Caractéristiques de ce type de personnalité :
Maîtrise émotionnelle excessive
Image de soi basée sur la conscience professionnelle et la droiture
Respect hiérarchique et formalisme dans les interactions sociales
Attachement strict aux normes sociales et aux règles
Manque de flexibilité comportementale
Sens aigu des responsabilités
Exigence, intolérance, perfectionnisme excessif
Anxiété liée à l’anticipation d’éventuels problèmes et obsession des détails
Sentiment de supériorité morale
Criticisme, tendance aux reproches moraux et à l’intransigeance
Les reproches moraux ne sont pas seulement l’expression de la colère, mais aussi une forme de manipulation : derrière la critique se cache l’espoir d’influencer les autres pour satisfaire un besoin personnel. Le « je veux » se transforme en « tu dois ». Les perfectionnistes cherchent à contrôler tout ce qui ne correspond pas à leur vision, imposent des exigences strictes et veulent façonner le monde à leur image. Leur désir de domination, leur contrôle excessif sur eux-mêmes et sur autrui, leur attachement rigide à l’ordre et aux règles définissent leur mode de vie.

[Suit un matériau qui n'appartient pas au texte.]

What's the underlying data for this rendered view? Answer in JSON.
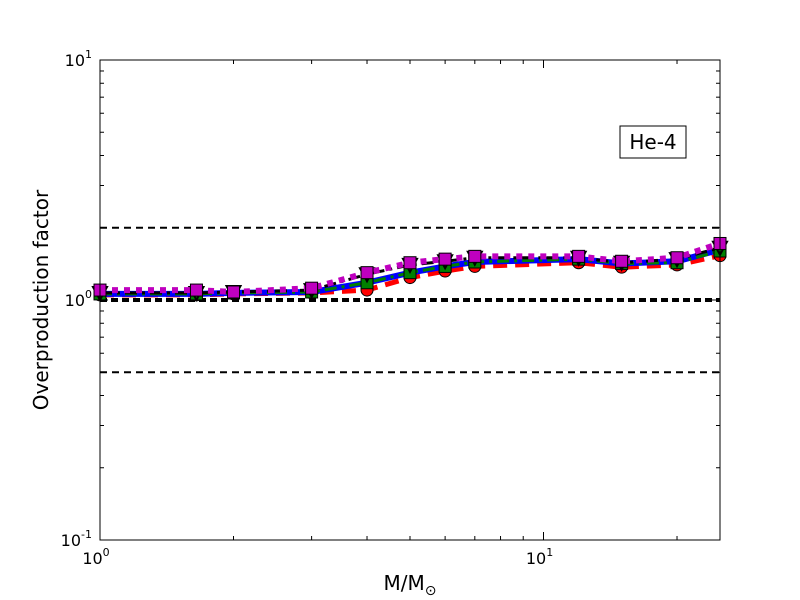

Le perfectionnisme cache la colère et la renforce . En thérapie, il est essentiel de comprendre que le perfectionnisme alimente la colère en empêchant de la reconnaître. En d’autres termes, le perfectionnisme renforce le sentiment de "justice" et maintient l’expression de la colère sous forme d’indignation, de critique et d’exigences excessives. La colère découle ici d’une frustration interne, due à un agacement perpétuel et à un manque de flexibilité relationnelle. Le contrôle excessif de soi bloque l’expression des émotions. La pensée devient rigide, gouvernée par des règles et des standards stricts, excessivement logique et ordonnée, ce qui mène à une perte d’intuition et de créativité. Un témoignage poignant Avec l’accord du perfectionniste colérique que j’ai accompagné, voici ses mots sur l’origine de son caractère : « Très tôt, j’ai ressenti la responsabilité qu’on me confiait et le besoin d’être reconnue pour cela... mais peu importe mes efforts, je ne recevais jamais cette reconnaissance de la part de mes proches. »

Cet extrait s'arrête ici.